Muon Optimizer Breaks Neural Network Training Speed Records with Novel Orthogonalization Approach
Key Takeaways
- ▸Muon uses Newton-Schulz iteration to orthogonalize gradient updates, achieving 1.35x faster training on NanoGPT benchmarks and breaking the CIFAR-10 speed record
- ▸The optimizer specifically targets 2D parameters in hidden layers, addressing the high condition number problem in standard optimizer updates
- ▸Muon reduced training time for a 1.5B parameter model to GPT-2 XL performance from 13.3 hours to 10 hours on 8xH100 GPUs
Summary
Researcher Keller Jordan has introduced Muon, a novel optimizer specifically designed for hidden layers in neural networks that uses Newton-Schulz iteration to orthogonalize update matrices. The optimizer has demonstrated significant performance improvements across multiple benchmarks, including breaking the CIFAR-10 training speed record by reducing training time from 3.3 to 2.6 A100-seconds to reach 94% accuracy, and improving NanoGPT speedrunning performance by 1.35x. Muon works by taking updates generated by SGD-momentum and applying a Newton-Schulz iteration as post-processing to approximately orthogonalize each update matrix before applying them to parameters.
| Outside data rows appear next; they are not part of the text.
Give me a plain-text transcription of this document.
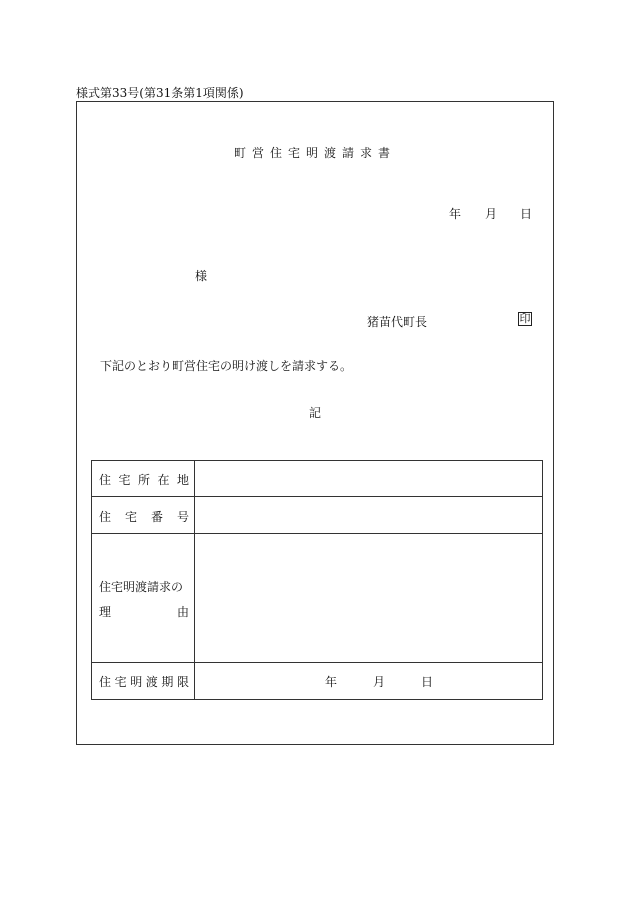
様式第33号(第31条第1項関係)
町営住宅明渡請求書
年 月 日
様
猪苗代町長	印
下記のとおり町営住宅の明け渡しを請求する。
記
住 宅 所 在 地
住 宅 番 号
住宅明渡請求の
理	由
住 宅 明 渡 期 限	年	月	日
The key innovation behind Muon is its approach to addressing the high condition number typically found in updates produced by standard optimizers like SGD-momentum and Adam for 2D parameters in transformer-based neural networks. By orthogonalizing these updates—effectively replacing them with the nearest semi-orthogonal matrix—Muon increases the scale of "rare directions" that have small magnitude but are important for learning. The optimizer has shown continued improvements while scaling to larger models, including training a 1.5B parameter transformer to GPT-2 XL level performance on HellaSwag in 10 hours on 8xH100 GPUs, compared to 13.3 hours with AdamW.
Muon is designed to work specifically with 2D parameters in neural network hidden layers, while scalar, vector parameters, and input/output layers should continue using standard optimizers like AdamW. The optimizer can also handle 4D convolutional parameters by flattening their last three dimensions. A PyTorch implementation has been made publicly available, and the optimizer has already been integrated into record-breaking speedrun attempts for both NanoGPT and CIFAR-10 training tasks.
- Open-source PyTorch implementation is available and has been successfully integrated into competitive speedrunning tasks
- The optimizer continues showing improvements when scaling to larger models (774M and 1.5B parameters)
Editorial Opinion
Muon represents an intriguing departure from the incremental optimizer improvements we've seen in recent years, targeting a specific architectural component rather than attempting to be a universal solution. The focus on orthogonalizing updates for hidden layers is theoretically elegant and empirically validated, though the requirement to pair it with traditional optimizers for other parameter types adds complexity. While the speedup results are impressive, particularly at scale, the research community will be watching closely to see if these gains hold across diverse architectures beyond transformers and whether the added implementation complexity becomes a barrier to widespread adoption.